Passam hoje 440 anos sobre a sua morte, e o poeta continua vivo, na nossa companhia, permitindo-nos o prazer quase quotidiano da sua poesia.
É de Almada Negreiros, esse português sem mestre como Augusto-França lhe chamou, que me socorro para assinalar a data.
No tom brincado que é ás vezes o seu, aqui temos a aventura de Camões e da poesia em Portugal.
LUÍS, O POETA
SALVA A NADO O POEMA
Era uma vez / um português / de Portugal.
O nome Luis / há-de bastar / toda a nação / ouviu falar.
Estala a guerra / e Portugal / chama Luis / para embarcar.
Na guerra andou / a guerrear / e perde um olho / por Portugal.
Livre da morte / pôs-se a contar / o que sabia / de Portugal.
Dias e dias / grande pensar / juntou Luis / a recordar.
Ficou um livro / ao terminar / muito importante / para estudar.
Ia num barco / ia no mar / e a tormenta / vá d’estalar.
Mais do que a vida / há-de guardar /o barco a pique / Luis a nadar.
Fora da água / um braço no ar / na mão o livro / há-de salvar.
Nada que nada / sempre a nadar / livro perdido / no alto mar.
– Mar ignorante / que queres roubar? / a minha vida / ou este cantar?
A vida é minha / ta posso dar / mas este livro / há-de ficar.
Estas palavras / hão de durar / por minha vida / quero jurar.
Tira-me as forças / podes matar / a minha alma / sabe voar.
Sou português / de Portugal / depois de morto / não vou mudar.
Sou português / de Portugal / acaba a vida / e sigo igual.

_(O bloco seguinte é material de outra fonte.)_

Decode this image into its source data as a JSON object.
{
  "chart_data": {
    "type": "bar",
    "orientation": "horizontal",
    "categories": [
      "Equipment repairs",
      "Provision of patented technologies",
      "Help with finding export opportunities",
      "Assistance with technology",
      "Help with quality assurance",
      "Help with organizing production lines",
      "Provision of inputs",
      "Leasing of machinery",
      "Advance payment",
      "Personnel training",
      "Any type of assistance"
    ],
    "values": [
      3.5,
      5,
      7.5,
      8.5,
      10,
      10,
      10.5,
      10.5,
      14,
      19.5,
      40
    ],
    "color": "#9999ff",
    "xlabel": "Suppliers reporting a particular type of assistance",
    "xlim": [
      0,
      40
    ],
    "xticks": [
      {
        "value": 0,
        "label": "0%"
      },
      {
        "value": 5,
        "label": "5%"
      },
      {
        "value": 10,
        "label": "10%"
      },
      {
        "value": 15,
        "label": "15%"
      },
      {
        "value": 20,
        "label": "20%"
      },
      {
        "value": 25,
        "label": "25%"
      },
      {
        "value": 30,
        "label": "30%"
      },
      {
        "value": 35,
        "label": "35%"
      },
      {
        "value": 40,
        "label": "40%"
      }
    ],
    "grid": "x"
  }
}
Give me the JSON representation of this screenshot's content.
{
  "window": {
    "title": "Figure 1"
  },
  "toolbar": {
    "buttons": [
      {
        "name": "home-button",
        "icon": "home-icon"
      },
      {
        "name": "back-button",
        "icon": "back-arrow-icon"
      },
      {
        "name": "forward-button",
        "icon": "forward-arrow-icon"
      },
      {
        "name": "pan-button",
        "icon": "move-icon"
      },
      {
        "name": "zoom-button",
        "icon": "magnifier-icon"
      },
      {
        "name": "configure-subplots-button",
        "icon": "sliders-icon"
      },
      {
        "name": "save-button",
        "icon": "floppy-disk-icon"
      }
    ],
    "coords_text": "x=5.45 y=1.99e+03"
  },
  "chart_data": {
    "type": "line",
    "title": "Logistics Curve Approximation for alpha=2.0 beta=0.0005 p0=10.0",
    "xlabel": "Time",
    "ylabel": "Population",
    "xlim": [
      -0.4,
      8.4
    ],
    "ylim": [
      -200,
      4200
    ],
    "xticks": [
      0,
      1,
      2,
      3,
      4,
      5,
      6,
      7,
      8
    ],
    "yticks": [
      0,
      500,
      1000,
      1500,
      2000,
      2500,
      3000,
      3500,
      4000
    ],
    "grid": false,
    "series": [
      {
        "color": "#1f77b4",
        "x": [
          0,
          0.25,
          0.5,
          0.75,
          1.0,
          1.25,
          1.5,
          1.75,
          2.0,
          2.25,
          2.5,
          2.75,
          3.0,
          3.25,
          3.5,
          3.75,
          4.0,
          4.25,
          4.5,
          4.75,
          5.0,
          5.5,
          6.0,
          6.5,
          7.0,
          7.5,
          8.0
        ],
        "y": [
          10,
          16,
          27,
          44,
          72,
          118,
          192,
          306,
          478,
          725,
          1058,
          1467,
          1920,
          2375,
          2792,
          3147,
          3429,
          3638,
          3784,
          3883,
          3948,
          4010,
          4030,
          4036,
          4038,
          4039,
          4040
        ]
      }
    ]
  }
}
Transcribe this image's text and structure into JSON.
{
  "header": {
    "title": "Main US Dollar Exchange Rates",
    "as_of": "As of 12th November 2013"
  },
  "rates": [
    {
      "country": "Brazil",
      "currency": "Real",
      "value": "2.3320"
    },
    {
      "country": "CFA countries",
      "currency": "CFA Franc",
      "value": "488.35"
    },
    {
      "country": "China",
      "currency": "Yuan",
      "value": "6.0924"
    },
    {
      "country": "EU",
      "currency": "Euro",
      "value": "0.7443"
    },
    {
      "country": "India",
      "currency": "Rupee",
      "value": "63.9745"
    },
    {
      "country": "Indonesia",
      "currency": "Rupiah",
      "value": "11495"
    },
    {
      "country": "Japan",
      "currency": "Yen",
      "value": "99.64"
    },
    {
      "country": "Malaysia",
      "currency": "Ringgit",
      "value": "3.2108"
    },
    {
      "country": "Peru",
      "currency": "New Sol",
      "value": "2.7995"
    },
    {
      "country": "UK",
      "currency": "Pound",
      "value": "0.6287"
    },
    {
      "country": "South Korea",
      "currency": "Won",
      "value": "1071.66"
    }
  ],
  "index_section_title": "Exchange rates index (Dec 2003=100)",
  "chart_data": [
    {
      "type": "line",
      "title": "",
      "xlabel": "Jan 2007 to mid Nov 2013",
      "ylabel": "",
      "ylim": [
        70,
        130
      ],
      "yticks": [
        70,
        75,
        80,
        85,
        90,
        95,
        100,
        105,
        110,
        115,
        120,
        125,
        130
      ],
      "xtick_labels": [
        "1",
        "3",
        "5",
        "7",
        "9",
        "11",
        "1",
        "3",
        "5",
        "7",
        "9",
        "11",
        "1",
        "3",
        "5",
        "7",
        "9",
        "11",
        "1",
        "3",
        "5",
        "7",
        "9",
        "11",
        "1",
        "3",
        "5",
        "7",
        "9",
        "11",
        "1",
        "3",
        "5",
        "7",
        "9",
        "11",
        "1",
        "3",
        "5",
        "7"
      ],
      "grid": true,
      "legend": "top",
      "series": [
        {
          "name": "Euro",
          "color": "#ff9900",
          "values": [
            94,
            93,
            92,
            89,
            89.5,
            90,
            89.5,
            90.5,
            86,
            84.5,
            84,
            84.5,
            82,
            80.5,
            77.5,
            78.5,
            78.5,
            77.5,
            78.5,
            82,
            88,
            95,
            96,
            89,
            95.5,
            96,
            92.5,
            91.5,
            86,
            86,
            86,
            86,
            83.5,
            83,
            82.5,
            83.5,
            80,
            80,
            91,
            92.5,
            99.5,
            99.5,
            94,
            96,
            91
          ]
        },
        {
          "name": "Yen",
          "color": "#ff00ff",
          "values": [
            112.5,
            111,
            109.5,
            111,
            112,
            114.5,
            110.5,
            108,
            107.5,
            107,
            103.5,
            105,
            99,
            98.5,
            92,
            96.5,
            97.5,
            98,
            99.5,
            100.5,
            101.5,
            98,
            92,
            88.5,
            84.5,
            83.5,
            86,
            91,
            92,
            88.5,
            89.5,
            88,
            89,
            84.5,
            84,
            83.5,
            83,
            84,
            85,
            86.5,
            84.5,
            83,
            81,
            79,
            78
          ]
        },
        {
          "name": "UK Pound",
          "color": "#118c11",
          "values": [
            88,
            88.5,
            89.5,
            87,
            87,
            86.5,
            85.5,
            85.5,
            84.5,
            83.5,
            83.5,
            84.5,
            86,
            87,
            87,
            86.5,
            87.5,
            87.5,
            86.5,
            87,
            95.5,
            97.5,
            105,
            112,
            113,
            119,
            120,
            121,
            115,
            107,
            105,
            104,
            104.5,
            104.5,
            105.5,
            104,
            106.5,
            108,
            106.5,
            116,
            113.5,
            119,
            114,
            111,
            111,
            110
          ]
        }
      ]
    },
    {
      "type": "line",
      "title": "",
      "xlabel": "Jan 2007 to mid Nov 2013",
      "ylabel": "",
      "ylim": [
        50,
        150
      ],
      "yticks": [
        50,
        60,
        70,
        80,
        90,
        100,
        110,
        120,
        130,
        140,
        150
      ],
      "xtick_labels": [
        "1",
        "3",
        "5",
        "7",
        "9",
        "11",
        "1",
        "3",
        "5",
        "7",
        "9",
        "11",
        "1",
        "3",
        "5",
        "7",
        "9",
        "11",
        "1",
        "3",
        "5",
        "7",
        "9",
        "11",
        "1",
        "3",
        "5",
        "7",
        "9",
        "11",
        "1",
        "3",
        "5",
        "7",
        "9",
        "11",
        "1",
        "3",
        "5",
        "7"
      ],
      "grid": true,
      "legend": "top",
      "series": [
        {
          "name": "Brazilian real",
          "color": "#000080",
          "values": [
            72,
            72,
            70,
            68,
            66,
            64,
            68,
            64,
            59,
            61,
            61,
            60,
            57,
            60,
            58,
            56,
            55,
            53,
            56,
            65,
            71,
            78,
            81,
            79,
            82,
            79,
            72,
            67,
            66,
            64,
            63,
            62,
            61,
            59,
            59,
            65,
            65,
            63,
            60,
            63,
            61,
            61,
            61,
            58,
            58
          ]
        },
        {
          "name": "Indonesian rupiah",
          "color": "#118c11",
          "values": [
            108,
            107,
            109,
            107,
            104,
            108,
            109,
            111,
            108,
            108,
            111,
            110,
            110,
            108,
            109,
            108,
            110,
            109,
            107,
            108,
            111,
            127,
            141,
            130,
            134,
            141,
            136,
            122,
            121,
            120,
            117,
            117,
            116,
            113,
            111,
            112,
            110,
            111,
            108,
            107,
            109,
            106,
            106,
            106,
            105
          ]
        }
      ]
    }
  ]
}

Meu corpo é Terra / de Portugal / e morto é ilha / no alto mar.
Há portugueses /a navegar / por sobre as ondas / me hão-de achar.
A vida morta / aqui a boiar / mas não o livro / se há-de molhar.
Estas palavras / vão alegrar / a minha gente / de um só pensar.
À nossa terra / irão parar / lá toda a gente / há-de gostar.
Só uma coisa / vão olvidar: / o seu autor / aqui a nadar.
É fado nosso / é nacional / não há portugueses / há Portugal.
Saudades tenho / mil e sem par / saudade é vida / sem se lograr.
A minha vida / vai acabar / mas estes versos / hão-de gravar.
O livro é este / é este o cantar / assim se pensa / em Portugal.
Depois de pronto / faltava dar / a minha vida / para o salvar.
Escrito em Madrid. Dezembro de 1931.
Como é sabido, a poesia lírica de Camões não foi publicada em livro em vida do autor, a menos de poucas peças incluídas em obras de terceiros, nem são conhecidos manuscritos autógrafos dos poemas.
Corre a lenda a partir de palavras de Diogo do Couto na Década VIII, que enquanto o poeta preparava Os Lusídas para edição, “foi escrevendo muito em um livro que ia fazendo, que intitulava Parnaso de Luis de Camões, livro que lhe furtaram e nunca pude saber no reino dela, por muito que inquiri, e foi furto notável …”.
Tal Parnaso … nunca foi encontrado. Os poemas circulavam de mão em mão e quando em 1595, 15 anos após a morte do poeta, Manuel de Lima preparou a 1ªedição das Rhythmas de Luís de Camões para o editor Estêvão Lopes, na ausência de manuscritos autógrafos, os editores socorreram-se das cópias que circulavam, sem segura atribuição de proveniência. Esta edição contemplou os poemas que à data conseguiram reunir.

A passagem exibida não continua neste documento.